Weshalb Hollywoodstar Wagner Moura (zuletzt in „Civil War“ und „Dope Thief“) im Grunde ein toter Mann ist im ersten Moment, in dem man ihn sieht in diesem Film in einem gelben VW Käfer auf dem Weg nach Recife. An einer Tankstelle unterwegs liegt ein paar Meter von den Zapfsäulen entfernt die mit einem Pappkarton zugedeckte Leiche eines Mannes, an der schon die Hunde nagen. Hat versuchen zu stehlen, wurde niedergestreckt, jetzt wartet man seit fünf Tagen, dass die Polizei kommt. Das Leben ist keinen Heller wert in diesem Brasilien, sagt „The Secret Agent“ überdeutlich gleich zu Beginn und nutzt dann die Form des Thrillers, um eine pechschwarze Satire zu erzählen, angetrieben von Wut und Zorn und Fassungslosigkeit fast 50 Jahre später: Der Film von Kleber Mendonça Filho ist auch ein politischer Brandsatz, wenn er einerseits eine fast rührende Geschichte erzählt von einem solidarischen Netzwerk, das Flüchtigen vor dem Zugriff des Regimes Zuflucht, Unterstützung und nach Möglichkeit Rettung verspricht mit Unterkunft, gefälschten Pässen und einem eigenen Schleusersystem. In dieses begibt sich Moura als Marcelo, während er gleichzeitig versucht, seinen Sohn wiederzufinden und vergangene Fehler gutzumachen. Parallel dazu deckt der Film in seinem dreckigen, verwaschenen und genuinen Siebziger-Jahre-„French Connection“-Look, die Machenschaften der Geheimpolizei auf, lässt die beiden Handlungsstränge zunächst parallel verlaufen und dann immer unausweichlicher aufeinander zu. Da ist virtuoses Filmemachen am Werk, mit der gnadenlosen Hitze als ständigem Begleiter und einem Land in einer Art kollektiver Hypnose. Eine Schlüsselszene spielt im Büro eines Kinos, während auf der Leinwand „Das Omen“ läuft und Zuschauer im Auditorium in Ekstase verfallen. Kein Wunder, dass im Radio „Love to Love You, Baby“ von Donna Summer läuft: Wenn es nur hilft, dieser Realität zu entfliehen, ist auch Disco aus München willkommen. Zu einem Gastauftritt schaut mal wieder Udo Kier vorbei.

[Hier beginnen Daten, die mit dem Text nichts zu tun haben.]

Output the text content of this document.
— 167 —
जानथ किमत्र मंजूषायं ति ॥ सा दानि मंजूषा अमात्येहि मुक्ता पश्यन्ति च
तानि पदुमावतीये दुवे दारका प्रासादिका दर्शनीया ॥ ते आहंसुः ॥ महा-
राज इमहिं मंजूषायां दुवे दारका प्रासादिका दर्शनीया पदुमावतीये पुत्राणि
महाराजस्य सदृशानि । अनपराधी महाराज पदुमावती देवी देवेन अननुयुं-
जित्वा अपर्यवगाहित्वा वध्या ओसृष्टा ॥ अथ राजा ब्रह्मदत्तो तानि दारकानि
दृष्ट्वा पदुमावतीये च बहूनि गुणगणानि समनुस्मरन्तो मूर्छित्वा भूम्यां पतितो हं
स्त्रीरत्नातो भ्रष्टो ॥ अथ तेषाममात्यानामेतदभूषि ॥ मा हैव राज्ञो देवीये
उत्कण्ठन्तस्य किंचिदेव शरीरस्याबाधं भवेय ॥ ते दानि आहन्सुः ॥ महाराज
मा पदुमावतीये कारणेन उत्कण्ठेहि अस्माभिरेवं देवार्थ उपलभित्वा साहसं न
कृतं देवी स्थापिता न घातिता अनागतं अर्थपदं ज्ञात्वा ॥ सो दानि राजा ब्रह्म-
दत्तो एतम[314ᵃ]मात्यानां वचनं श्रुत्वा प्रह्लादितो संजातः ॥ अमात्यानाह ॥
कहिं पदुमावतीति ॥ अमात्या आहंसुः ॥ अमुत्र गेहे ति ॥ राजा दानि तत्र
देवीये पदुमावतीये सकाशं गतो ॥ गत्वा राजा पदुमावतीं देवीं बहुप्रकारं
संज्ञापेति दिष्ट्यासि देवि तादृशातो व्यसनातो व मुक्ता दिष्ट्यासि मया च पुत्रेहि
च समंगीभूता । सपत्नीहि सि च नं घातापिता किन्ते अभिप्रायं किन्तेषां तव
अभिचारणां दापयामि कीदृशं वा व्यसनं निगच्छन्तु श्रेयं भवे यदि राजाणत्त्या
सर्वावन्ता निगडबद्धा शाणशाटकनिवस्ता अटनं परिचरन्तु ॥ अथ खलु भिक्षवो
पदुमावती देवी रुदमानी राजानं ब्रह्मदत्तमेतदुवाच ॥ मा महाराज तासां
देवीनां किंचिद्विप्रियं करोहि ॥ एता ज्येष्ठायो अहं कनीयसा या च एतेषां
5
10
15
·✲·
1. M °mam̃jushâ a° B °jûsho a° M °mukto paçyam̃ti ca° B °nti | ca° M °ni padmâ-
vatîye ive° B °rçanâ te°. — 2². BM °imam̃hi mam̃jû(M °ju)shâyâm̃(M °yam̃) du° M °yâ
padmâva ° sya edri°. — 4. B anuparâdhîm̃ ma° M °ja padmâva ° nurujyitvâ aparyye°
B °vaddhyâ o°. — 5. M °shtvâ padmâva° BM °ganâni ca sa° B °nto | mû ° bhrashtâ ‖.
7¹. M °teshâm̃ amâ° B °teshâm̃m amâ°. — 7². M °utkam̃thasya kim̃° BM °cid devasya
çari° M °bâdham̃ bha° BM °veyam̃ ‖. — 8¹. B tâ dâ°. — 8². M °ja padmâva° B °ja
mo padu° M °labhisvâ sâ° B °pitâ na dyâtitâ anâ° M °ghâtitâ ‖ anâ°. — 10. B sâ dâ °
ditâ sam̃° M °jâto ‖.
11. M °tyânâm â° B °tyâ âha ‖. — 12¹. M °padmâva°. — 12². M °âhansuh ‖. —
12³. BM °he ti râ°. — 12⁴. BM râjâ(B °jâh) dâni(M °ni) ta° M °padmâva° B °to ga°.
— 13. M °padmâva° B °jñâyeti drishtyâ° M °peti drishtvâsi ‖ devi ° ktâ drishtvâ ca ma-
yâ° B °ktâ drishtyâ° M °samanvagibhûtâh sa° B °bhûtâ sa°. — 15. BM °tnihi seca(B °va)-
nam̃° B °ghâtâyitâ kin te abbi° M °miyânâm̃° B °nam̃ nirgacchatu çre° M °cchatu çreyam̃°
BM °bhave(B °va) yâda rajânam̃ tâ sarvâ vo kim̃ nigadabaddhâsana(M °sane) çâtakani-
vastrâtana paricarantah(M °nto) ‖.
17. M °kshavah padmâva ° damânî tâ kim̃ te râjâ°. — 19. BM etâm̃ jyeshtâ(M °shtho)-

Alles ist, wie es ist, aber doch nie ganz so, wie es aussieht. Wie wir feststellen, dass Marcelo eigentlich ganz anders heißt, aber womöglich mehr als nur zwei Identitäten besitzt, hat hier fast alles einen doppelten Boden, wie eben auch die Tatsache, dass sich die so unmittelbar erlebte Handlung offenbar zusammensetzt aus zahllosen Kassettenaufnahmen, die eine Behörde in der Gegenwart auswertet, um ein Bild zu bekommen von dem wahren Schrecken der Zeit, an die sich der Regisseur, der 1977 acht Jahre alt war, mit verblüffender Genauigkeit zu erinnern scheint. Man muss schon dabei bleiben und höllisch aufpassen, um den Faden nicht zu verlieren bei den vielen Figuren und Plotsträngen und komplexen Zusammenhängen. Aber eines ist gewiss bei diesem 160-minütigen Ritt, der pures Kino ist und doch die Realität immer im Fokus hat: Kleber Mendonça Filho treibt kein Schindluder mit dem Publikum. Naja, manchmal vielleicht, aber dann immer mit dem Schalk im Nacken.